SEÑOR juez: le juro que me iba a suicidar. Le juro, señor juez, que quería desaparecer, hacerme polvo, convertirme en humus, olvidar esta vida, flotar en la nada, evaporarme. Se lo juro, señor juez; pero me ha sido imposible.
Verá: el pasado sábado se colmó el vaso de mi paciencia. Harto de esta miserable existencia y sin motivos para seguir respirando, determiné arrojarme a la vía del tren y dejar que el ferrocarril me pasara por encima, haciéndome fosfatina en unos segundos y ahorrándome así otros trámites más engorrosos: que si cómprate una pistola, que si lánzate al Ebro con una roca en los pies, que si a ver cómo consigo una docenita de pastillitas tipo Michael Jackson… Usted ya sabe.
Así que me pareció mucho más sencillo, elegante y literario tirarme al tren. Lo hice. Me tumbé bajo la pasarela de la calle Paula Montalt (la valla siempre suele estar rota), cerré los ojos y esperé.

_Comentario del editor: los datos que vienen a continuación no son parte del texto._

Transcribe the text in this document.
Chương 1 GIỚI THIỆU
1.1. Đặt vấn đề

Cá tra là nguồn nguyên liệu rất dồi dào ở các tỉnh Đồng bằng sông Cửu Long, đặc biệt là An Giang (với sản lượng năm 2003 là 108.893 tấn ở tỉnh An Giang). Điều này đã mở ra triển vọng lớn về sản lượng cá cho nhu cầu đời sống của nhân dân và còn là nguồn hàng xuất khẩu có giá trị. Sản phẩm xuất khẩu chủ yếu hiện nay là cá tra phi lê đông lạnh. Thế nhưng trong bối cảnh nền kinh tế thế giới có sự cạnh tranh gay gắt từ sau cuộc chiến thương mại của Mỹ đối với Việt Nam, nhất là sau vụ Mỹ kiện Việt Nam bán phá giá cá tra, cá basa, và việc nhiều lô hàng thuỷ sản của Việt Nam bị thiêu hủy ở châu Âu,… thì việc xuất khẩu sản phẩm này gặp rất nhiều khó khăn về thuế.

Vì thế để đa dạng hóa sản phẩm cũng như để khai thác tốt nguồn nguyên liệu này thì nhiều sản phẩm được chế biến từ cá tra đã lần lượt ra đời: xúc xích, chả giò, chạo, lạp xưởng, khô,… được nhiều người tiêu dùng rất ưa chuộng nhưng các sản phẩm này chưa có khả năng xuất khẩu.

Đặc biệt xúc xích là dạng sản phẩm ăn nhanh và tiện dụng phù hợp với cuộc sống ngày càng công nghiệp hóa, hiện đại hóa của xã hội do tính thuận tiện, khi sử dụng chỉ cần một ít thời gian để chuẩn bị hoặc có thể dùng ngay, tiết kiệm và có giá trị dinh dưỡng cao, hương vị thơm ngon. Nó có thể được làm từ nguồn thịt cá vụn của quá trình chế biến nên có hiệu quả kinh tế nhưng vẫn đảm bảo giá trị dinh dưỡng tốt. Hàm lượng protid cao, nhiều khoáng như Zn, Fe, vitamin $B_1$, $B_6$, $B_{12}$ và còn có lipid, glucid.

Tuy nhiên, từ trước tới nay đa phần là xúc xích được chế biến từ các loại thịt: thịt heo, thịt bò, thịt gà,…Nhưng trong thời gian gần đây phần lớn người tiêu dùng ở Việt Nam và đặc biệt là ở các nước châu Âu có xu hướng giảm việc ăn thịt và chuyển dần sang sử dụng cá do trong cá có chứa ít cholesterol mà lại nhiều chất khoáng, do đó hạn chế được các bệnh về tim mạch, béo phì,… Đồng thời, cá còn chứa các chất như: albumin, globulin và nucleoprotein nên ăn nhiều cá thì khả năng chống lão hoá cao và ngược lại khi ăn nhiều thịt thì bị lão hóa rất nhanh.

Señor juez: me aburrí. Le juro que pasaron horas y horas. Y nada. No es que no pasara el ave: es que por allí no asomó el morro ni un talgo desvencijado ni un miserable mercancías ni un triste vagón cisterna. Ni un silbido, señor juez. Sólo veía un impertérrito semaforo, con su lucecita siempre ámbar, como riéndose de mí. Antes hubiera muerto de hambre o de sed que arrollado por un tren.

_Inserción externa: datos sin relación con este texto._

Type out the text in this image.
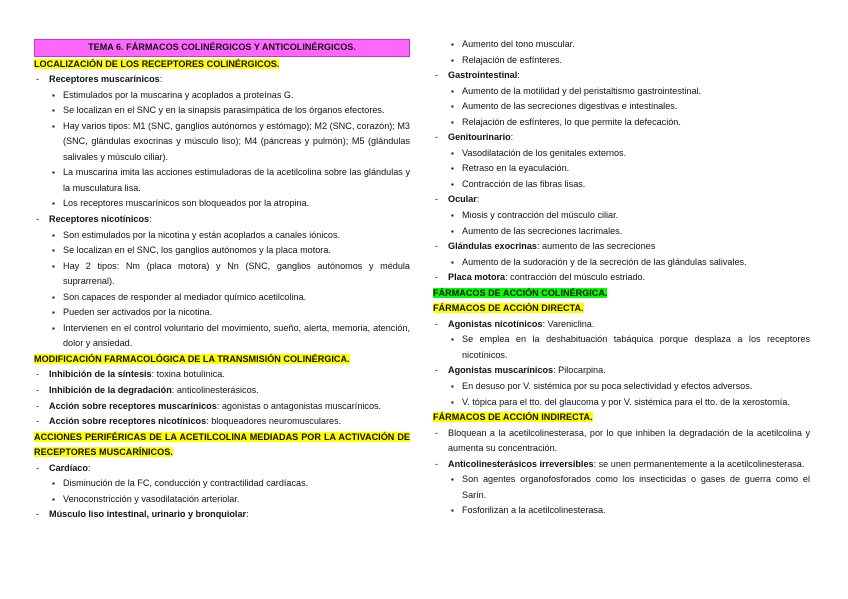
TEMA 6. FÁRMACOS COLINÉRGICOS Y ANTICOLINÉRGICOS.
LOCALIZACIÓN DE LOS RECEPTORES COLINÉRGICOS.
- Receptores muscarínicos:
▪ Estimulados por la muscarina y acoplados a proteínas G.
▪ Se localizan en el SNC y en la sinapsis parasimpática de los órganos efectores.
▪ Hay varios tipos: M1 (SNC, ganglios autónomos y estómago); M2 (SNC, corazón); M3 (SNC, glándulas exocrinas y músculo liso); M4 (páncreas y pulmón); M5 (glándulas salivales y músculo ciliar).
▪ La muscarina imita las acciones estimuladoras de la acetilcolina sobre las glándulas y la musculatura lisa.
▪ Los receptores muscarínicos son bloqueados por la atropina.
- Receptores nicotínicos:
▪ Son estimulados por la nicotina y están acoplados a canales iónicos.
▪ Se localizan en el SNC, los ganglios autónomos y la placa motora.
▪ Hay 2 tipos: Nm (placa motora) y Nn (SNC, ganglios autónomos y médula suprarrenal).
▪ Son capaces de responder al mediador químico acetilcolina.
▪ Pueden ser activados por la nicotina.
▪ Intervienen en el control voluntario del movimiento, sueño, alerta, memoria, atención, dolor y ansiedad.
MODIFICACIÓN FARMACOLÓGICA DE LA TRANSMISIÓN COLINÉRGICA.
- Inhibición de la síntesis: toxina botulínica.
- Inhibición de la degradación: anticolinesterásicos.
- Acción sobre receptores muscarínicos: agonistas o antagonistas muscarínicos.
- Acción sobre receptores nicotínicos: bloqueadores neuromusculares.
ACCIONES PERIFÉRICAS DE LA ACETILCOLINA MEDIADAS POR LA ACTIVACIÓN DE RECEPTORES MUSCARÍNICOS.
- Cardíaco:
▪ Disminución de la FC, conducción y contractilidad cardíacas.
▪ Venoconstricción y vasodilatación arteriolar.
- Músculo liso intestinal, urinario y bronquiolar:
▪ Aumento del tono muscular.
▪ Relajación de esfínteres.
- Gastrointestinal:
▪ Aumento de la motilidad y del peristaltismo gastrointestinal.
▪ Aumento de las secreciones digestivas e intestinales.
▪ Relajación de esfínteres, lo que permite la defecación.
- Genitourinario:
▪ Vasodilatación de los genitales externos.
▪ Retraso en la eyaculación.
▪ Contracción de las fibras lisas.
- Ocular:
▪ Miosis y contracción del músculo ciliar.
▪ Aumento de las secreciones lacrimales.
- Glándulas exocrinas: aumento de las secreciones
▪ Aumento de la sudoración y de la secreción de las glándulas salivales.
- Placa motora: contracción del músculo estriado.
FÁRMACOS DE ACCIÓN COLINÉRGICA.
FÁRMACOS DE ACCIÓN DIRECTA.
- Agonistas nicotínicos: Vareniclina.
▪ Se emplea en la deshabituación tabáquica porque desplaza a los receptores nicotínicos.
- Agonistas muscarínicos: Pilocarpina.
▪ En desuso por V. sistémica por su poca selectividad y efectos adversos.
▪ V. tópica para el tto. del glaucoma y por V. sistémica para el tto. de la xerostomía.
FÁRMACOS DE ACCIÓN INDIRECTA.
- Bloquean a la acetilcolinesterasa, por lo que inhiben la degradación de la acetilcolina y aumenta su concentración.
- Anticolinesterásicos irreversibles: se unen permanentemente a la acetilcolinesterasa.
▪ Son agentes organofosforados como los insecticidas o gases de guerra como el Sarín.
▪ Fosforilizan a la acetilcolinesterasa.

Sé que podía haber ido a la estación, preguntar los horarios, descontar la previsible tardanza y volver algún otro día a tiro hecho. Pero reconozca, señor juez, que toda esa burocracia resulta muy enojosa y un poco aguafiestas cuando uno tiene un arrebato suicida. Así que, señor juez, le conmino a que abra una investigación: ¿a quién debo culpar de que por Logroño no pase ni un solo tren decente al que arrojarse?